Coopératives régionales et locales (orge, son, luzerne déshydratée, aliment composé), à prix fixes.

Marchés locaux - Grignons d’olives et foins proviennent respectivement du Sahel et du nord du pays et sont vendus sur les marchés locaux. Leur prix varie en selon la loi de l’offre et de la demande. Les ressources pastorales et résidus de culture (essentiellement

guedim et feuilles sèches d’oliviers) sont également commercialisés en quantités

moindres sur les marchés locaux.

Secteurs de parcours lignagers ou tribaux pour les ressources pastorales

L’exploitation agricole : feuilles sèches d’oliviers, fourrages et autres résidus de culture – dans le cas d’une surface irriguée - dans les parcelles privées.

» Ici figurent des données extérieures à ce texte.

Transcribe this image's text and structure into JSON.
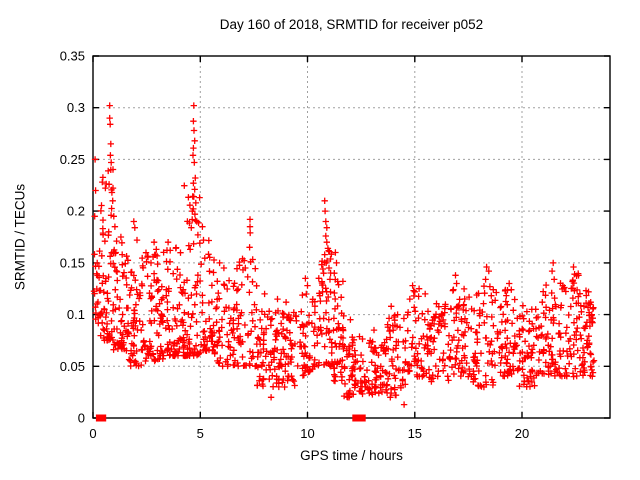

2.2.3. Exploitation des jeunes et des adultes

- Le suivi démographique des troupeaux (nombre de femelles adultes et de renouvellement, nombre de reproducteurs et d’agneaux de plus de 6 mois, nombre d’agneaux nés entre les deux passages, nombre de naissances doubles (ou triples) et de décès (adultes et agneaux),

- types de produits vendus, périodes de vente…

Le nombre de mises bas était demandé à l’éleveur puis recalculé pour vérification (reconstitution à partir du comptage d’agneaux à la date du passage et des déclarations concernant les ventes, naissances de doubles, morts). Dans le cas de troupeaux supérieurs à trente têtes, les comptages ont été validés auprès des éleveurs. Dans le cas du troupeau transhumant, je me suis uniquement basée sur les déclarations de l’éleveur.

2.2.4. Affectation de la main d’œuvre

- Calendriers des travaux agricoles et d’élevage.

- Attribution des tâches au sein de la famille et emploi salarié. - Lieux du travail.

2.2.5. Pratiques de trésorerie

Elles consistent à identifier l’origine de l’argent ayant servi à financer les aliments du bétail d’une part, ainsi que celle permettant d’assurer les dépenses de la famille d’autre part. En l’absence d’étanchéité entre les divers postes d’activité, ces informations recueillies par entretien, servent à établir les flux économiques dans le système d’exploitation familial. Elles aident également à caractériser le rôle de l’activité d’élevage dans les projets des familles.

2.2.6. Pratiques « Génétiques »

- Pesées de brebis et chèvres de chaque troupeau pour avoir idée de la différence entre les races.

- Evaluation de la dynamique du cheptel et de la proportion de chaque espèce par le suivi démographique.